I have limited fears about having a middle schooler and ALL the fears about him being in middle school.
I walked into the idea of middle school with the normal trepidation of a parent who is 1) new at something and 2) quite comfortable with what is already familiar. We attended an orientation meeting before school started, and after we left, my son and I agreed that we were overwhelmed, but overwhelmed about brand new things rather than those we worried about before we walked in the building.
We made a schedule. We walked the building. We drove his route for the bus. We tested his locker combination. We bought all the things. We talked through all the scenarios. We bought other, better things. And then we went through it over and over. I still don’t know whether we did all of that for me or for him. Anyone who knows me knows that being prepared is my thing (I’m a card-carrying enneagram 6), so I asked questions by the boatload.
Do you need a note for the bus? Where do you put your trumpet when you don’t have band? Do you remember your locker combination? What day is A day and B day? Who will you sit with at lunch? Who else rides the bus with you? Do you go to your locker between each class? Have you gotten lost?
Everything was different. Everything was new. Everything was under question. Yet different isn’t always bad, new is often exciting, and questions give way to solid answers.
A funny thing happened, as it always does (I should stop being surprised by now). My firstborn figured it out and found his rhythm. He asked questions, he watched what other people did, and he made a few mistakes. I am happy to inform you that we stand on the other side of that mountain of questions with some solid footing. (I know, I know; for anyone reading this with an older middle schooler or high schooler who is rolling their eyes, I’m aware I will eat my words soon enough – I’m not confident we have this covered.)
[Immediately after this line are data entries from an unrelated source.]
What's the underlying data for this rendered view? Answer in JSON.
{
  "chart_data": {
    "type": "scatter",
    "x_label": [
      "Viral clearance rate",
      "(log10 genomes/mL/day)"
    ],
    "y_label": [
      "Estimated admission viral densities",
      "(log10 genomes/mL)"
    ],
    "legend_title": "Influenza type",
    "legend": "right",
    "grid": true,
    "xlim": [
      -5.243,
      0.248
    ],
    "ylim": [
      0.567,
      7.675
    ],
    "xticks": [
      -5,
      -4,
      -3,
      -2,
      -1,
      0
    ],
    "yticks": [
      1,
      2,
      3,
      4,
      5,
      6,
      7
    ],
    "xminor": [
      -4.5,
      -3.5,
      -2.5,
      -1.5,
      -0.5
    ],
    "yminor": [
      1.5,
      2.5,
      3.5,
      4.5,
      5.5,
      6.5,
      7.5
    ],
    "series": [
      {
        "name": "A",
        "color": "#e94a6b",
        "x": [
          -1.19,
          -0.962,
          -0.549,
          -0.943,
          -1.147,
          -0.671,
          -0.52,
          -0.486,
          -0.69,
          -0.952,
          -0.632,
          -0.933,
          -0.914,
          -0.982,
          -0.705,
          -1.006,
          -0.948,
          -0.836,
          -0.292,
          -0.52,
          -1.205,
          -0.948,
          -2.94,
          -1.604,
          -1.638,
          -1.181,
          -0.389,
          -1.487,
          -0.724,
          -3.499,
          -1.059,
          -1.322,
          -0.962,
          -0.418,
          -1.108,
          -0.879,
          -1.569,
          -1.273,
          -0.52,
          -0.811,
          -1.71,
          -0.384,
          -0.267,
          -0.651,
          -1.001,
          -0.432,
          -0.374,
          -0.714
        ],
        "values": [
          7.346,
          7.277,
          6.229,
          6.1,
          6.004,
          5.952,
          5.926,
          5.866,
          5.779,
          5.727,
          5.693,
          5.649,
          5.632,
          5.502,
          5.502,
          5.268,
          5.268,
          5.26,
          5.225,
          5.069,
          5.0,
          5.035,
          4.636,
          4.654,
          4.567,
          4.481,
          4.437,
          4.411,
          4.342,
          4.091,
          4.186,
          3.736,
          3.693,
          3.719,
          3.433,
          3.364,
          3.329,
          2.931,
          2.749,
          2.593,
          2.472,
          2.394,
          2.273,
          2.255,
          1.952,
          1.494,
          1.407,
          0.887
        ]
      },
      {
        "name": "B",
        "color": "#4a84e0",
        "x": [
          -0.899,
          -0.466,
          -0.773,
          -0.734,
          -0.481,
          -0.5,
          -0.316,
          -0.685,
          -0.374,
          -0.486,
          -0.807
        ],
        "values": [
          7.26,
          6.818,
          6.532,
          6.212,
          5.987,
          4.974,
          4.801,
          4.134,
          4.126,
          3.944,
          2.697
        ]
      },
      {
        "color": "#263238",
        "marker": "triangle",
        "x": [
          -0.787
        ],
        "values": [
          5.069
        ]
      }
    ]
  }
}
I read once that parenting is a series of moments of letting go, and I am working hard to do just that. This time, I feel like I’m having to do it on purpose or maybe I’m just more aware of it in the moment. He’s a good kid (one of the best, in my humble opinion), and this month has been another reminder to let him go, and give him a chance to work things out. I shouldn’t be surprised — that’s what we taught him. I hope we’ve also taught him that when he needs it, there’s no softer place to land than home with us.